Will Liang, founder of Sydney’s Amplify AI group, said an OpenClaw installation with access to Moltbook could be disastrous even when controlled by an experienced computer scientist, let alone a layperson. He’s forbidden his staff from using it.
“For it to be really useful, you have to give it access to your calendar, your mailbox, sometimes even your credit card information. That level of access is very dangerous. If the bot leaks it out, that’s terrible,” he said.
“But there’s also a big danger of bad actors leveraging the bots for malicious tasks. It’s very unpredictable.”
What could the worst-case scenario be?
Though you could view Moltbook as a philosophical art experiment, or a model for how a futuristic internet could work, it’s also an ideal place for bad bots to gatecrash. Experts already acknowledge the danger of something like OpenClaw being given root access on a computer, or being allowed on the open internet. Even simple tasks like downloading new skills or fetching new messages from your email could expose users to malware or something called prompt injection; where a bot is given new commands en route.
Security firm Palo Alto Networks said these kind of agent interactions involved a trio of elements that should not mix: access to private data, exposure to untrusted content, and the ability to communicate externally. It added that OpenClaw specifically added a fourth risk; its long memory meant an attack could be injected but not actioned until a later time.
At an individual level, the risk could be that an OpenClaw bot brings home an invisible, aggressive instruction, and uses its full access to your computer to infect it or control it. But more broadly, bots could be manipulated into building new Moltbook features like an encrypted channel that humans can’t read, which bad actors could use to co-ordinate attacks.

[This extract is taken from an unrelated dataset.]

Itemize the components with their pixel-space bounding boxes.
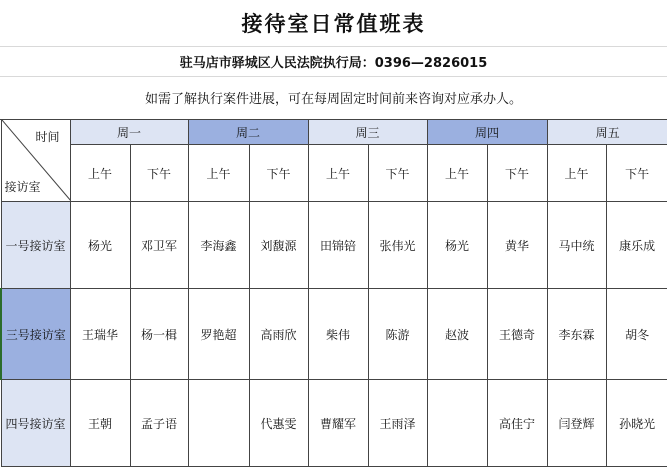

With enough bots having full access to the internet and their own computers, these attacks could be unprecedented. People’s identities and financial information could be used to conduct scams, or there could be a mass hijacking of personal data.
“Moltbook is exactly the kind of thing that can create a catastrophe: financially, psychologically and in terms of data safety, privacy and security,” wrote AI expert Amir Husain.
“Once these agents are subject to external ideas and inputs via a social network designed for machine-to-machine communication, and they are empowered with the connectivity and data access and API keys they have been given, serious bad things can result.”